Генерал-сержант Хлява нагнулся и через пару секунд выпрямился, с натугой поднимая над полуопущенной рамой окна внушительных размеров канистру. Рядом уже оказался Олег, мы с ним подхватили канистру, пронесли ее над столиком и осторожно опустили на пол. В ней было литров тридцать, не меньше.
- Это аккумуляторный дистиллят, - сообщил Хлява. - Химически чистый аш-два-о. Можно употреблять внутрь.
- Спасибо, генерал-сержант! - сказал Олег. - То есть, храни вас Бог!
- Чего уж там! - весело сказал Хлява. - Не впервой! А благодарить вам надлежит зауряд-ефрейтора Лозговитого - это от него для пассажира Симы Святого лично. Флягу можете оставить себе. И последнее на сегодня. Через пару часов мои добры молодцы будут готовы наполнить водой те емкости, по которым вы постучите вот так. - Он изобразил тот самый стук. - Но, извиняюсь, не дистиллятом, штука дорогая, а обычной проточной водой из армейской речки. Кипятить обязательно: супостат не дремлет, сами понимаете... Вопросы есть, господа?
Вопросы у меня были. Еще бы у меня их не было!
- Почему светло? - задал я давно изводивший меня вопрос, потому что самые главные еще не сформулировал. - Ведь по времени ночь?

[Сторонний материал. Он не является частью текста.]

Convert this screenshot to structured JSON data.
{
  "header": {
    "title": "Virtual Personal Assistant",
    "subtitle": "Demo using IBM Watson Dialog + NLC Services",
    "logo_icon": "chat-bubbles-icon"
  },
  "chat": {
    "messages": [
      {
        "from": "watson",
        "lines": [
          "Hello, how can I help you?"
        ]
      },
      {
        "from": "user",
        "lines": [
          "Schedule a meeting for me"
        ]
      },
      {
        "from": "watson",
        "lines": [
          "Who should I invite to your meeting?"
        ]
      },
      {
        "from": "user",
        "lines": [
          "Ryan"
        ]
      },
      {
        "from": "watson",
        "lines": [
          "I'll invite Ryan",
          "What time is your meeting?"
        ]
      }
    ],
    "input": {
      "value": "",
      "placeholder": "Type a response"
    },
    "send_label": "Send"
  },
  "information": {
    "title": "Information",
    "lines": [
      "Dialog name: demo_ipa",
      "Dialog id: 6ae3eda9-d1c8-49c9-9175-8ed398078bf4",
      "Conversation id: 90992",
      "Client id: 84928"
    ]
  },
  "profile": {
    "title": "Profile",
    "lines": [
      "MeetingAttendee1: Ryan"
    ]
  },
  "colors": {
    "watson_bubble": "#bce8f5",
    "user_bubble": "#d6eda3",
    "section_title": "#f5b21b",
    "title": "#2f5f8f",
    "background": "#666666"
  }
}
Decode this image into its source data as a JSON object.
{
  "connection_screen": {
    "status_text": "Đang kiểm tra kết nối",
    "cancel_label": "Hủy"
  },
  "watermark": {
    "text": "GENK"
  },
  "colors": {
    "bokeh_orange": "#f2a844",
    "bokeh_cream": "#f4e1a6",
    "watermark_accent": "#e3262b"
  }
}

- А как же иначе? - спросил Хлява озадаченным голосом. - В темноте воевать прикажете? Если мешает - зашторьтесь, да и спите себе. Поумнее вопросов нет, господа штатские? Тогда всего доброго.
Хлява откозырял и пробормотал неодобрительно "Шпаки есть шпаки", и провалился вниз.
- Ну вот, Танечка, теперь мы с водой, - сказал Олег, садясь рядом с ней. - Надо будет пройтись по всем вагонам, постучать по титанам... Интересно, как они это сделают? Мысленно снимаю шляпу перед достижениями военной техники и вытираю штатский пот с изумленного лба!
- А что, военная техника всегда была самой передовой! - поддержал я игру.
Сима вернулся крайне раздосадованный, а наличие в купе фляги с водой принял как должное. Пнул ее, как шоферы пинают баллон, уселся рядом со мной и объявил, что до сего дня он был гораздо лучшего мнения о крепости армейских голов (он называл их "макитрами"), чем они того заслуживают. Оказалось, что арестован не только зауряд-ефрейтор Лозговитый. Вместе с ним "острому алкогольному отравлению" подвергся чуть ли не полувзвод, которым Лозговитый командовал, - дюжина зауряд-воев.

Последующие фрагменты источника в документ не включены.